Você, que é mãe de três meninos, acha importante para eles também mostrar essa variedade de tipos femininos?
Com certeza. Converso muito sobre isso com eles. Só que, no fim, o que conta mais é exemplo que você dá. Eles têm uma mãe que os ama ternamente e deixaria sua vida de lado por eles, mas que também tem uma carreira. Então, percebem como essas duas coisas podem coexistir.
A atriz Frances McDormand já disse que acha mais difícil desenvolver uma personagem feminina complexa no tempo limitado de um filme, uma hora e meia. Concorda?
Ela pode estar certa. Quando é uma personagem feminina no centro da história, parece haver uma necessidade maior de explicar por que ela tem ou não tem uma família – ou por que deixou os filhos em casa para ir lutar contra o crime. Enquanto um personagem masculino simplesmente segue adiante na trama sem muitas explicações.
Na vida real, mulheres devem justificar mais suas escolhas?
Sim, com certeza. Na mídia, as mulheres constantemente são comparadas umas às outras e não são tratadas de uma maneira igual à dos homens. As redes sociais são cheias de julgamentos. Mas acho que as mulheres precisam se preocupar menos com o que os outros vão pensar e, simplesmente, fazerem. Os homens não têm de se preocupar em ser todas as coisas para todas as pessoas.
Há pressão demais sobre a mulher, que precisa ser mãe e esposa perfeita e ainda ter carreira. Como lida com isso?
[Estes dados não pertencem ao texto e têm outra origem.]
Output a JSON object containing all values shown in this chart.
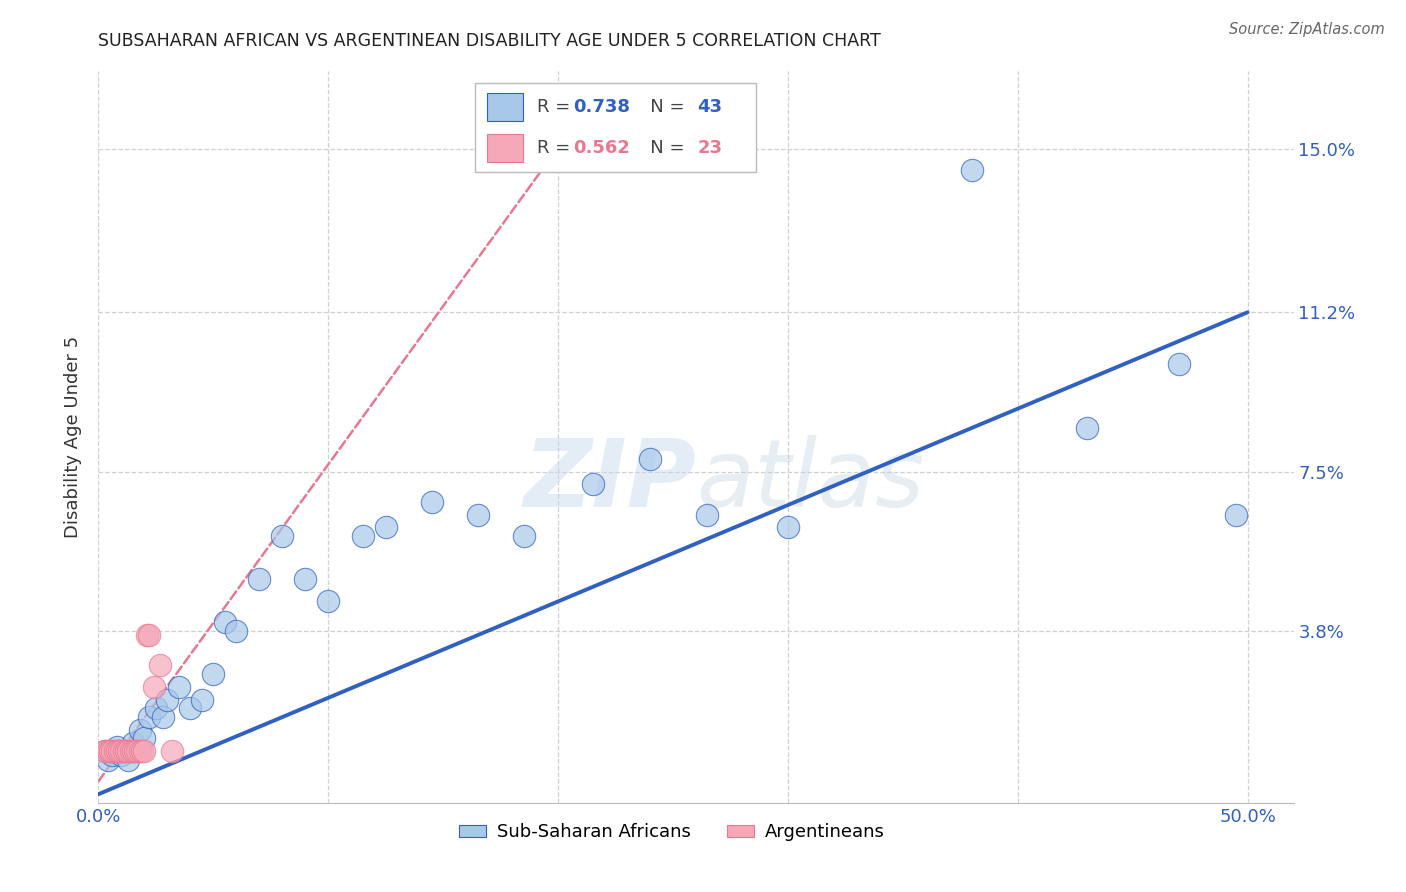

Tento fazer o melhor possível. Todo pai e toda mãe, constantemente, acham que estão falhando. Se você se dedica aos filhos, pensa que não está dando a atenção devida ao trabalho. Se anda se voltando para a carreira, acredita que tem deixado as crianças desprotegidas. É a vida! Você vai errar, de qualquer forma. Então, resta fazer o seu melhor.
Suas escolhas na carreira mudaram depois de ter filhos?
Então, você não faria esse tipo de pergunta se (o ator) Willem Dafoe estivesse sentado aqui.
Na verdade, costumo perguntar isso para os homens, sim.
Tendo filhos ou não, toda vez que você aceita um trabalho, precisa pensar se vale a pena dedicar seu tempo. Vale mesmo me tirando da pilha de livros que ainda quero ler, das minhas aulas de cerâmica, dos meus filhos e do meu trabalho no teatro? De certa maneira, quanto mais eu faço hoje, menos quero fazer. Tenho gostado de ficar quieta.
Emma Watson fez discurso falando da responsabilidade dos homens na luta contra o machismo. O que acha?
Converso, por exemplo, com meus filhos sobre o rap. Mostrei a eles o antigo, que era bem político, com motivações sociais, e o rap comercial de hoje, que se resume a quantas “vagabundas” o cara pode pegar. Falei que o modo como as mulheres são chamadas nas letras ficou sexualizado. Somos tratadas como objetos. Claro que reviram os olhos, mas espero que algo entre na cabeça deles. Outro dia repetiram um termo que ouviram na escola referindo-se às mulheres e nem sabiam o que significava. Quando expliquei, ficaram chocados. Não quero que meus meninos sintam-se culpados por sua masculinidade, mas devem ser conscientes do que está por trás daquilo vendido a eles.
Discute-se tanto o que é ser homem hoje. O que você aprendeu criando três garotos? Ainda estou no processo: meu filho mais velho acabou de fazer 13. Gosto do que Richard Madden, o Príncipe, faz no filme: mostrar-se um homem aberto a experiências. A apaixonar-se, que é visto como algo para quem é fraco. Acho que isso é bom para os meninos verem. Mas o que eu aprendi? Que, em termos gerais, os meninos são emocionalmente menos complicados do que as meninas.